O arranque das campanhas

Uma das pessoas que se juntou à defesa de Hakamada Iwao foi Yamazaki Toshiki, que teve conhecimento do caso em novembro de 1981. Em poucos meses estava a formar um grupo de apoio em Shimizu, a cidade em que Hakamada Iwao fora detido.

“Conheci Hideko assim que me envolvi na sua causa. A sua força física e mental espantou-me desde esse primeiro momento. A fé que ela tinha nele podia mudar tudo. E eu fui capaz de continuar a levar a cabo ações de campanha em defesa de Hakamada Iwao por causa dela”, recorda.

Yamazaki Toshiki foi uma das poucas pessoas autorizadas a visitar Hakamada na prisão, depois de lhe ser confirmada em instância superior a sentença de morte em 1980. Mas conforme a saúde mental do antigo pugilista se deteriorava, ele mesmo começou a recusar receber visitas, incluindo a própria irmã.

“Mesmo assim continuei a ir à prisão para lhe dizer: ‘não estás sozinho e são muitas as pessoas que te apoiam fora daqui’. Também lhe enviava postais e fotografias e artigos dos jornais relacionados com o caso dele”, prossegue Yamazaki Toshiki.

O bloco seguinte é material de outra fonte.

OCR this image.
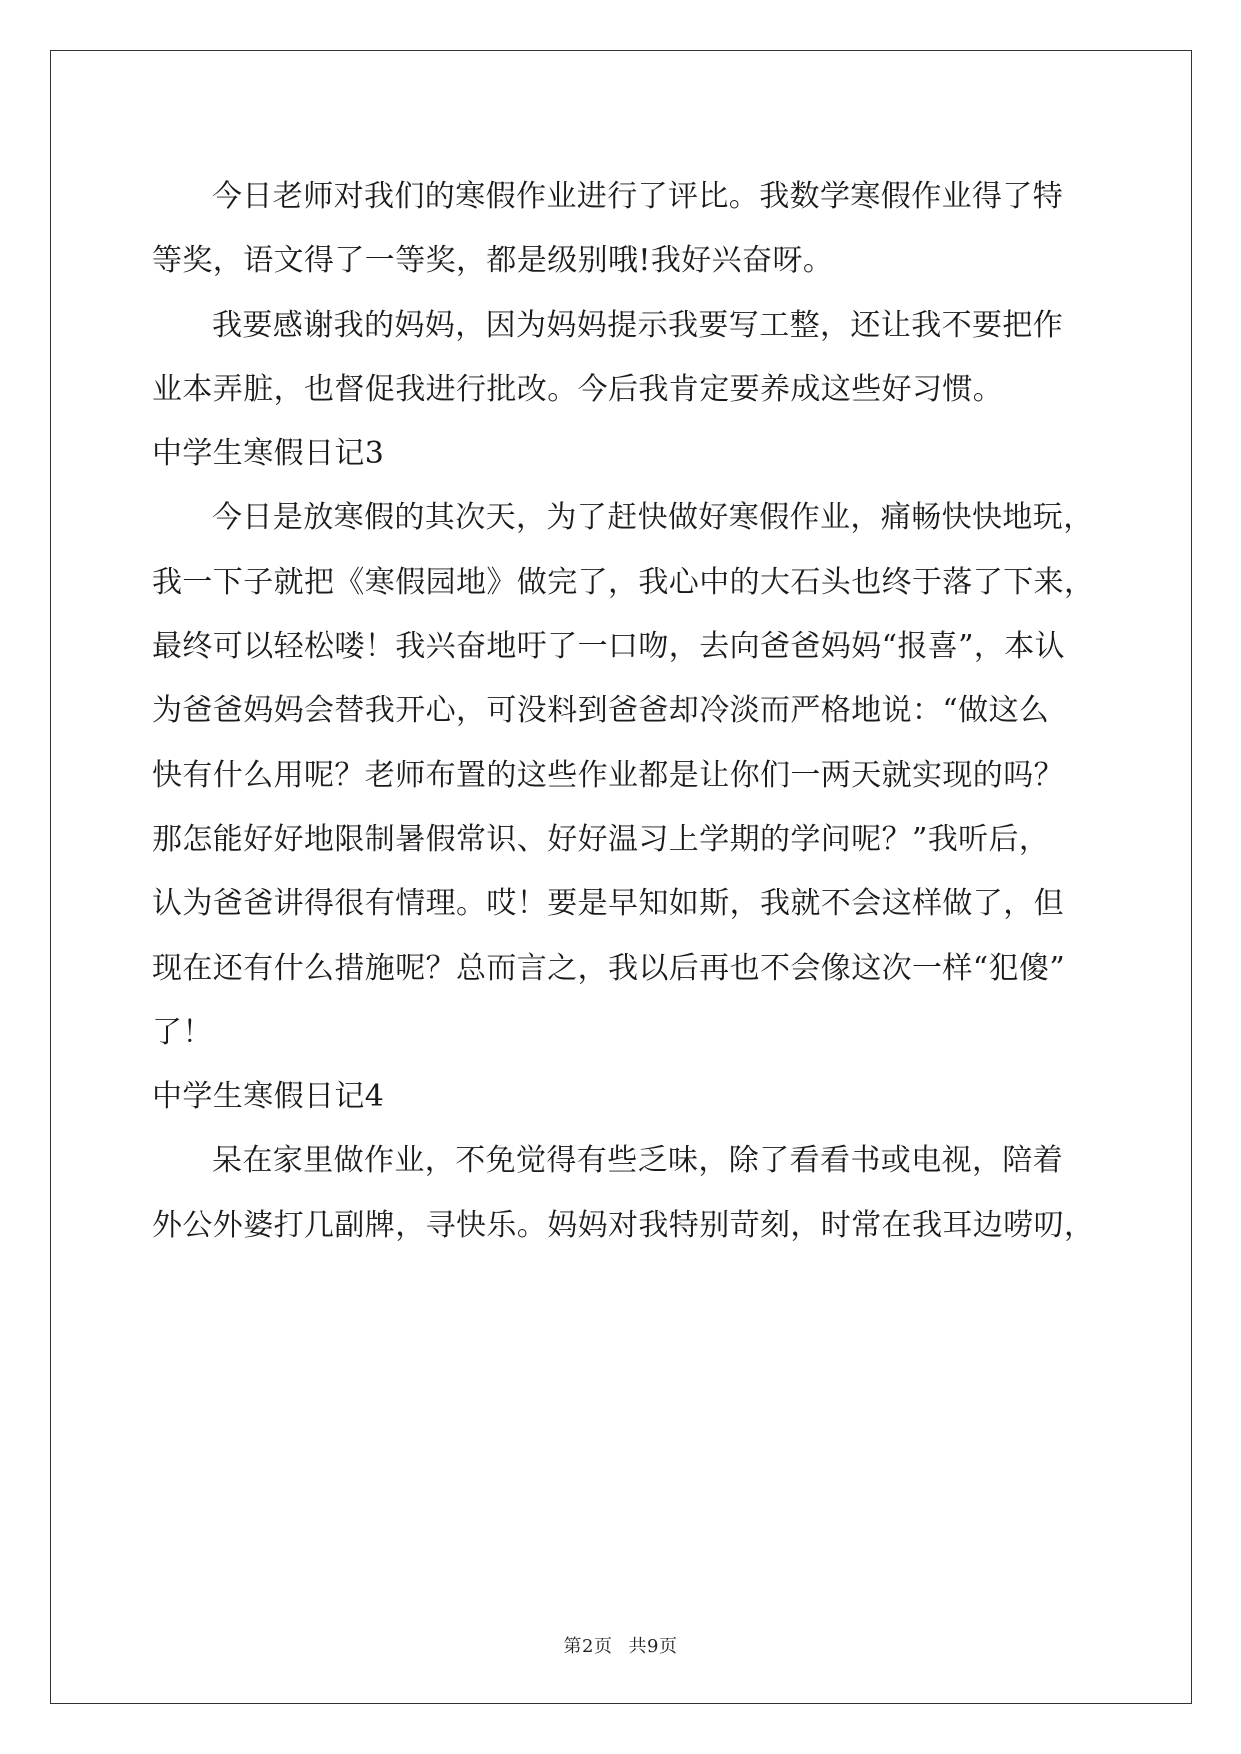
今日老师对我们的寒假作业进行了评比。我数学寒假作业得了特
等奖，语文得了一等奖，都是级别哦!我好兴奋呀。
我要感谢我的妈妈，因为妈妈提示我要写工整，还让我不要把作
业本弄脏，也督促我进行批改。今后我肯定要养成这些好习惯。
中学生寒假日记3
今日是放寒假的其次天，为了赶快做好寒假作业，痛畅快快地玩，
我一下子就把《寒假园地》做完了，我心中的大石头也终于落了下来，
最终可以轻松喽！我兴奋地吁了一口吻，去向爸爸妈妈“报喜”，本认
为爸爸妈妈会替我开心，可没料到爸爸却冷淡而严格地说：“做这么
快有什么用呢？老师布置的这些作业都是让你们一两天就实现的吗？
那怎能好好地限制暑假常识、好好温习上学期的学问呢？”我听后，
认为爸爸讲得很有情理。哎！要是早知如斯，我就不会这样做了，但
现在还有什么措施呢？总而言之，我以后再也不会像这次一样“犯傻”
了！
中学生寒假日记4
呆在家里做作业，不免觉得有些乏味，除了看看书或电视，陪着
外公外婆打几副牌，寻快乐。妈妈对我特别苛刻，时常在我耳边唠叨，
第2页 共9页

Só mais tarde a ativista descobriu que não era permitido a Hakamada Iwao receber correspondência na prisão. “Indigna-me que estas regras sejam tão rígidas e não seja autorizado que as pessoas condenadas à morte recebam cartas”, critica.

A solidariedade espalha-se por todo o mundo

Ao ser libertado, Hakamada Iwao saiu da prisão com sete caixas cheias de cartas, muitas delas escritas por ativistas e apoiantes da Amnistia Internacional. Essas cartas são o resultado de anos de campanhas e ações de solidariedade.

“Todos os dias chegavam à prisão mensagens vindas do mundo inteiro”, relata o diretor da Amnistia Internacional Japão, Wakabayashi Hideki, que conduziu a campanha da organização de direitos humanos em defesa do antigo pugilista.

A partir da década de 1980, alguns membros da Amnistia Internacional engrossaram estes esforços de campanha. Foi o caso de Hans Erdt, da Alemanha, que soube da história de Hakamada Iwao em 1999 e escreveu “muitas mensagens, petições” e deu “visibilidade ao caso” durante muitos anos.

Uma vitória parcial

Quando Hakamada Iwao foi libertado a aguardar novo julgamento em março, apoiantes do mundo inteiro celebraram este desenvolvimento. “Mas essa alegria foi diminuída com a notícia de que os procuradores tinham recorrido daquela decisão do Tribunal distrital”, explica o britânico Gill, da Amnistia Internacional Reino Unido. “Apesar de [Hakamada] estar em liberdade, entristece-me muito que nada possa compensar tantos anos na prisão a viver sob a ameaça de execução”, afirma o ativista.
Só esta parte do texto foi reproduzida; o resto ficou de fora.